7.2 Aequitec may terminate the present service contract for good cause, in particular if (i) the customer fails to settle undisputed invoices after expiry of (a) the payment deadline in accordance with clause 3.4. and (b) a further 30-day deadline set by Aequitec in writing, or (ii) the customer's solvency is jeopardized, in particular in the event of liquidation or bankruptcy proceedings being initiated against the customer or the conclusion of a composition agreement with creditors or similar situations.

7.3 The customer's data available at the end of the contract will be returned to the customer either as a paper printout or on a suitable data carrier and deleted from Aequitec's systems. Deviating instructions from the customer and/or statutory retention obligations remain reserved.

8.1 Aequitec is liable for damages incurred by the customer as a result of grossly negligent or willful breach of its obligations under this contract. If Aequitec calls in third parties to provide the services, Aequitec is also liable for their careful selection and instruction. However, Aequitec accepts no liability for shared services which are not services provided by Aequitec but by third parties (see Section 2.3.).

8.2 Furthermore, any liability of Aequitec or its auxiliary persons is excluded.

  • In particular, Aequitec is not liable for indirect damages, lost profits, lost goodwill or reputation, nor for damages caused by deficiencies in the content or organization of the customer's general meetings.
  • Furthermore, Aequitec is not liable in particular for the technical availability of your application at all times. The customer is aware that the technical availability depends on his own electronic infrastructure, in particular on the terminal equipment used, the stability of the Internet connection and the Internet/mobile service provider selected. Aequitec will take reasonable measures to ensure satisfactory technical availability and timely delivery of the services.
  • The accuracy of information transmitted to Aequitec by the customer or third parties or of information transmitted by the customer to third parties (in particular to shareholders) via the application is the sole responsibility of the customer. Accordingly, Aequitec accepts no liability whatsoever for damages resulting from the processing of incomplete or incorrect information originating from the customer or third parties (in particular shareholders).
  • In addition, Aequitec is in no case liable if it is prevented from the timely or proper fulfillment of services for reasons for which it is not responsible. The deadlines for performance are extended in accordance with the duration of the impact of the circumstances for which Aequitec is not responsible.

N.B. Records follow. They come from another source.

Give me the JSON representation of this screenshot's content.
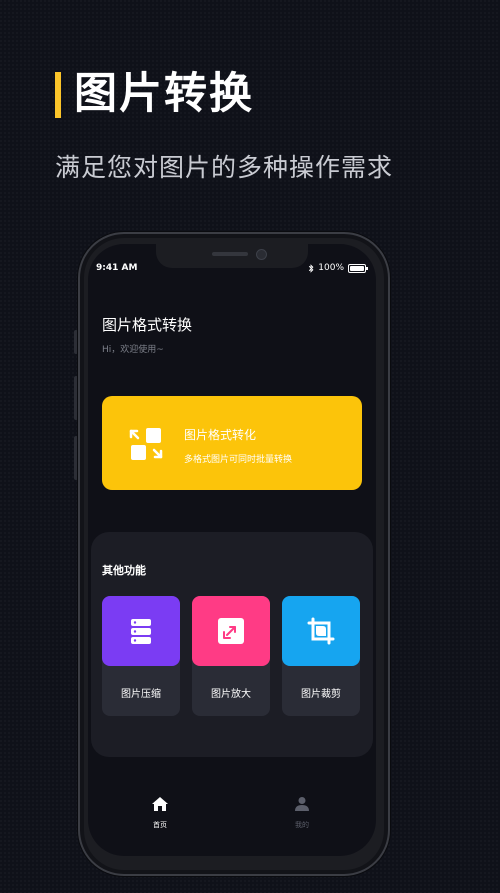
{
  "promo": {
    "title": "图片转换",
    "subtitle": "满足您对图片的多种操作需求",
    "accent": "#fcc52a"
  },
  "status_bar": {
    "time": "9:41 AM",
    "battery": "100%",
    "icons": [
      "bluetooth-icon",
      "battery-icon"
    ]
  },
  "header": {
    "title": "图片格式转换",
    "greeting": "Hi，欢迎使用~"
  },
  "hero": {
    "title": "图片格式转化",
    "subtitle": "多格式图片可同时批量转换",
    "color": "#fcc40a",
    "icon": "format-convert-icon"
  },
  "others": {
    "title": "其他功能",
    "items": [
      {
        "label": "图片压缩",
        "color": "#7b3cf3",
        "icon": "compress-icon"
      },
      {
        "label": "图片放大",
        "color": "#ff3b85",
        "icon": "enlarge-icon"
      },
      {
        "label": "图片裁剪",
        "color": "#16a5f0",
        "icon": "crop-icon"
      }
    ]
  },
  "tabbar": {
    "items": [
      {
        "label": "首页",
        "icon": "home-icon",
        "active": true
      },
      {
        "label": "我的",
        "icon": "user-icon",
        "active": false
      }
    ]
  }
}
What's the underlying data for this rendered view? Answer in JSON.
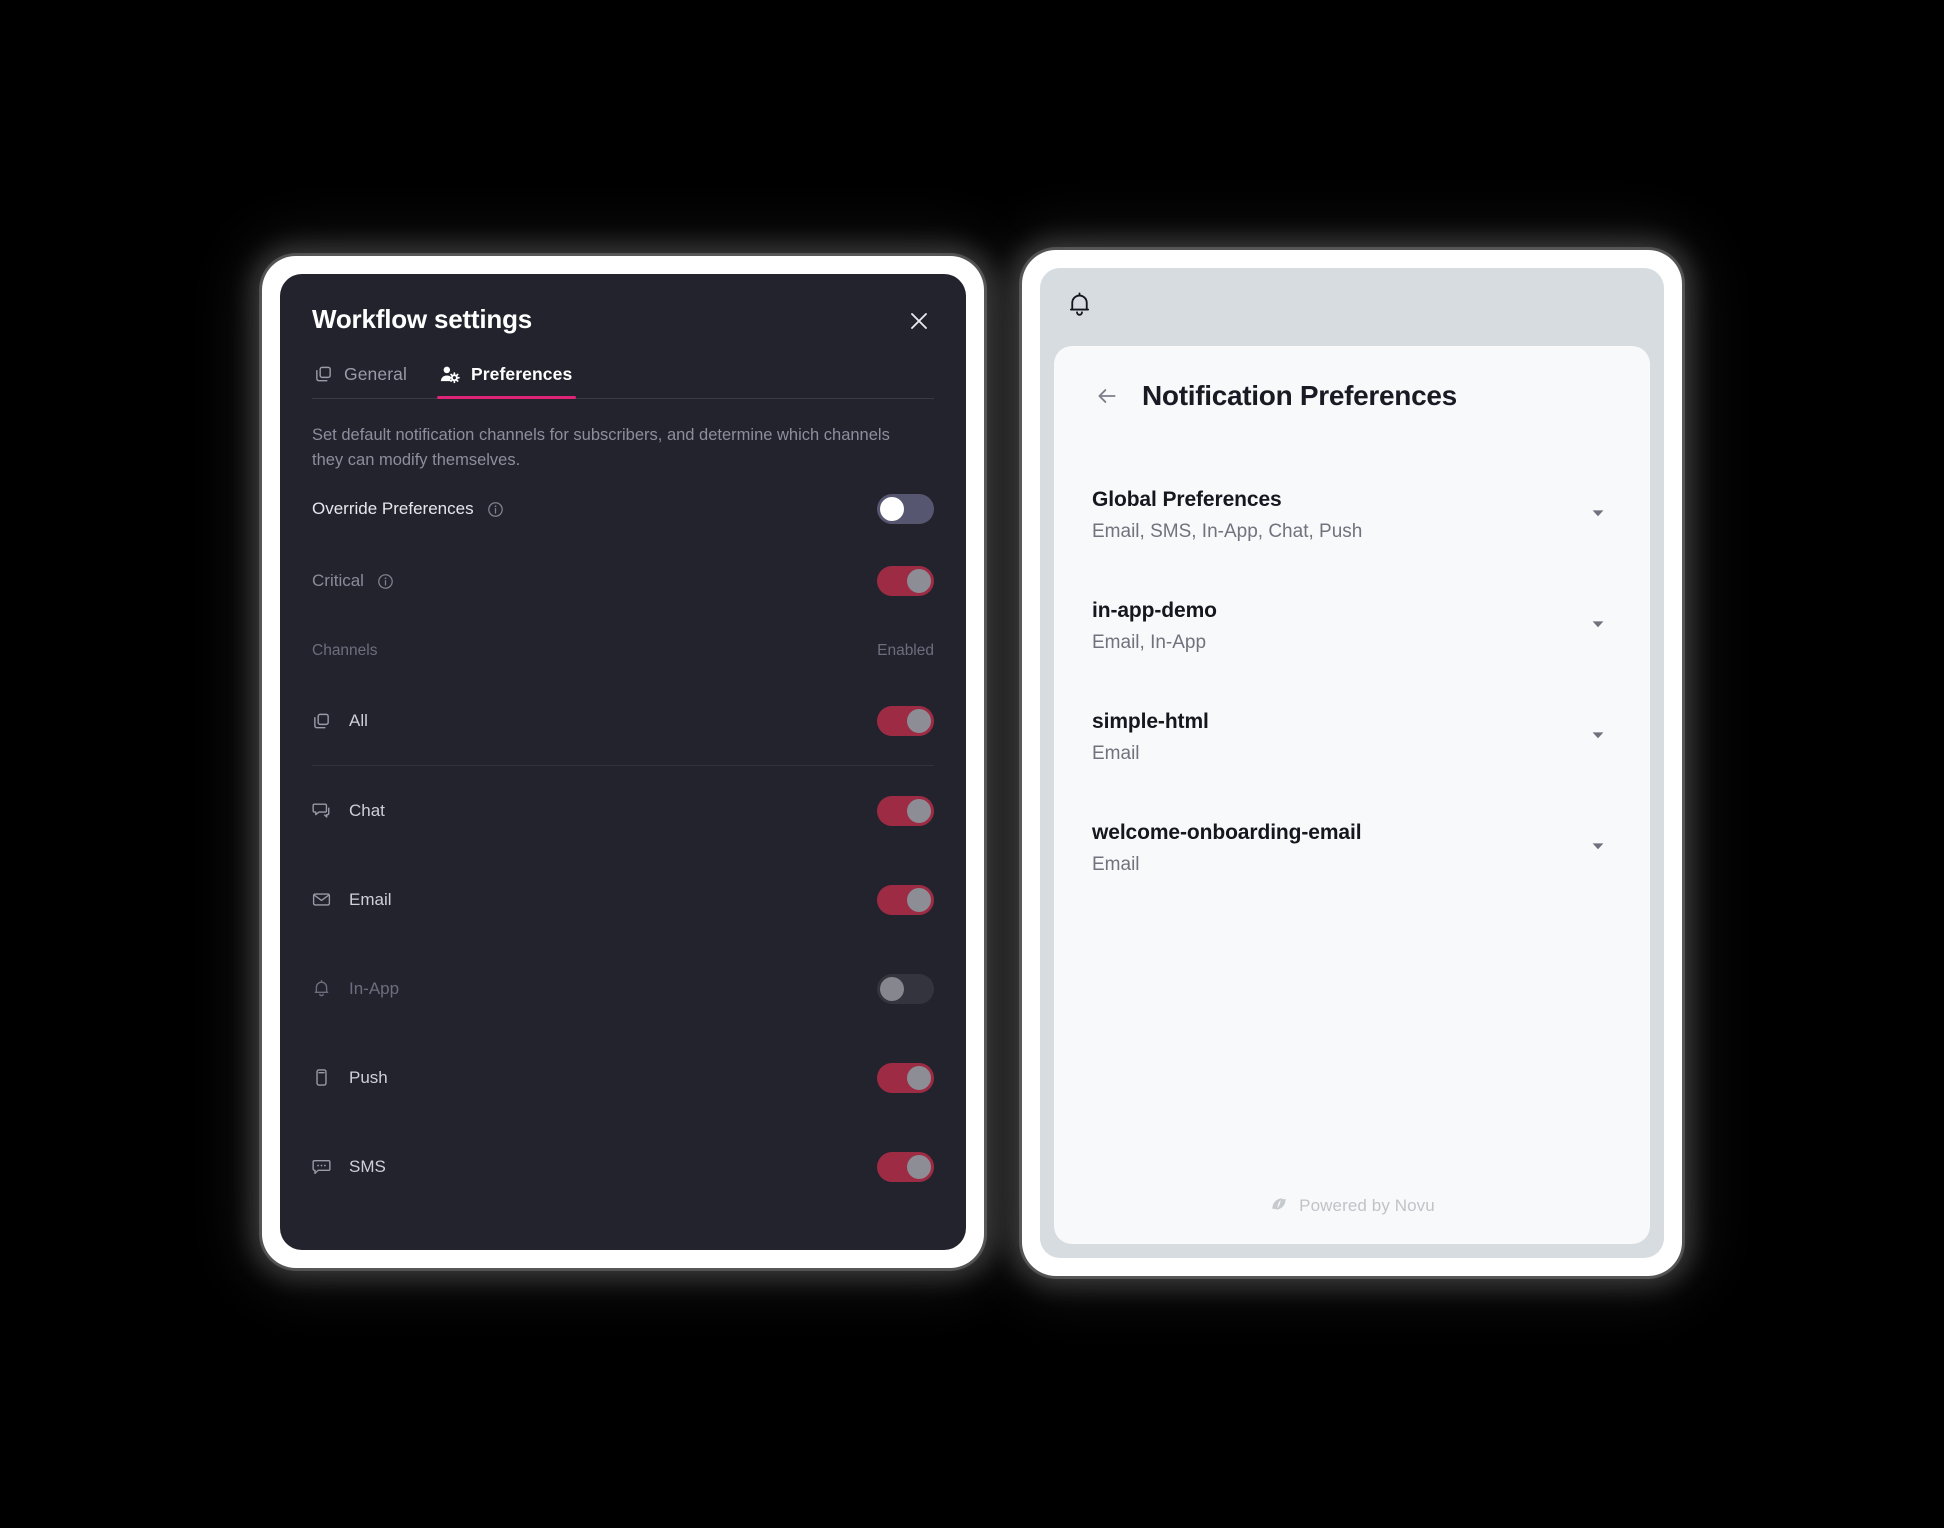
{
  "theme": {
    "accent_pink": "#DD2476",
    "panel_dark_bg": "#23232e",
    "toggle_on_track": "#9E2B44",
    "toggle_off_track": "#565670",
    "inbox_shell_bg": "#D6DCE0",
    "inbox_card_bg": "#F8F9FA"
  },
  "workflow_settings": {
    "title": "Workflow settings",
    "close_label": "✕",
    "tabs": [
      {
        "label": "General",
        "icon": "layers-icon",
        "active": false
      },
      {
        "label": "Preferences",
        "icon": "user-gear-icon",
        "active": true
      }
    ],
    "description": "Set default notification channels for subscribers, and determine which channels they can modify themselves.",
    "settings": [
      {
        "label": "Override Preferences",
        "info": true,
        "state": "off",
        "muted": false
      },
      {
        "label": "Critical",
        "info": true,
        "state": "on",
        "muted": true
      }
    ],
    "channels_header": {
      "left": "Channels",
      "right": "Enabled"
    },
    "channels": [
      {
        "label": "All",
        "icon": "layers-icon",
        "state": "on",
        "dim": false
      },
      {
        "label": "Chat",
        "icon": "chat-icon",
        "state": "on",
        "dim": false
      },
      {
        "label": "Email",
        "icon": "envelope-icon",
        "state": "on",
        "dim": false
      },
      {
        "label": "In-App",
        "icon": "bell-icon",
        "state": "off",
        "dim": true
      },
      {
        "label": "Push",
        "icon": "phone-icon",
        "state": "on",
        "dim": false
      },
      {
        "label": "SMS",
        "icon": "sms-icon",
        "state": "on",
        "dim": false
      }
    ]
  },
  "inbox": {
    "topbar_icon": "bell-icon",
    "back_icon": "arrow-left-icon",
    "title": "Notification Preferences",
    "preferences": [
      {
        "name": "Global Preferences",
        "channels": "Email, SMS, In-App, Chat, Push"
      },
      {
        "name": "in-app-demo",
        "channels": "Email, In-App"
      },
      {
        "name": "simple-html",
        "channels": "Email"
      },
      {
        "name": "welcome-onboarding-email",
        "channels": "Email"
      }
    ],
    "footer": {
      "icon": "novu-logo-icon",
      "text": "Powered by Novu"
    }
  }
}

8.3 The customer indemnifies Aequitec in full for third-party claims (in particular from shareholders), unless these third-party claims are due to a grossly negligent or intentional breach of Aequitec's obligations under this contract or to a careless selection and instruction of third parties that Aequitec has called in to provide the services.

9. Rights

9.1 Aequitec declares that it is either the owner of all rights (including intellectual property rights) in the application or that it has acquired the contractual authorization to make the application available to the customer.

9.2 The customer has no rights to the application. Aequitec remains the owner of all rights in the application vis-à-vis the customer. The customer is contractually authorized to use the application (license) as expressly permitted in the service contract. The customer acknowledges that all rights (including intellectual property rights) in the application remain with Aequitec.

9.3 The rights to work results resulting from the services provided by Aequitec remain fully with Aequitec. The customer only acquires the right to use these for the duration of the contract in order to receive the services.

10. Confidentiality and data protection

10.1 The documents and information exchanged in connection with the conclusion and performance of this agreement shall be treated confidentially by the parties. Disclosure to the public, third parties or authorities is only permitted with mutual written consent, subject to statutory or stock exchange regulatory obligations to provide truthful information. This duty of confidentiality shall survive the termination of the contractual relationship between the parties.

10.2 Each party may disclose information communicated by the other party if it (i) was legitimately known to it before it received it from the other party; (ii) becomes/was publicly known through no wrongdoing of its own; (iii) was independently learned by the other party.

10.3 The provisions of this Agreement shall supersede and replace any prior non-disclosure agreements ('NDAs') between the parties if and to the extent that they conflict with the provisions of this Agreement.

10.4 The customer is aware that electronic communication (in particular e-mail traffic) on the transmission route ('in transit') is not protected against unauthorized access by third parties. If the customer sends unencrypted communication to Aequitec, he accepts risks or confidentiality and Aequitec is not responsible for unauthorized access to data by third parties 'in transit'.

10.5 Aequitec complies with all relevant provisions of the Swiss Federal Act on Data Protection ('FADP'). In particular, it undertakes to only ever collect and store personal data in a lawful and proportionate manner and to process it in accordance with the order or instructions. Personal data is always protected against unauthorized access by appropriate technical and organizational measures. If Aequitec cooperates with third party providers for the provision of services, Aequitec will take appropriate contractual precautions with them to ensure that personal data is protected in accordance with the FADP. Should Aequitec transfer personal data to recipients abroad who cannot guarantee adequate data protection, Aequitec will make appropriate contractual arrangements with them to ensure that personal data is processed by the respective recipients under the same standards as in Switzerland. At the request of the customer, the parties can conclude a more detailed so-called order data processing contract ('ADV').

11. IT security

11.1 Aequitec undertakes to store customer data only in Switzerland. Aequitec guarantees appropriate IT security in relation to the application, in particular data security and access protection in accordance with the current state of the art.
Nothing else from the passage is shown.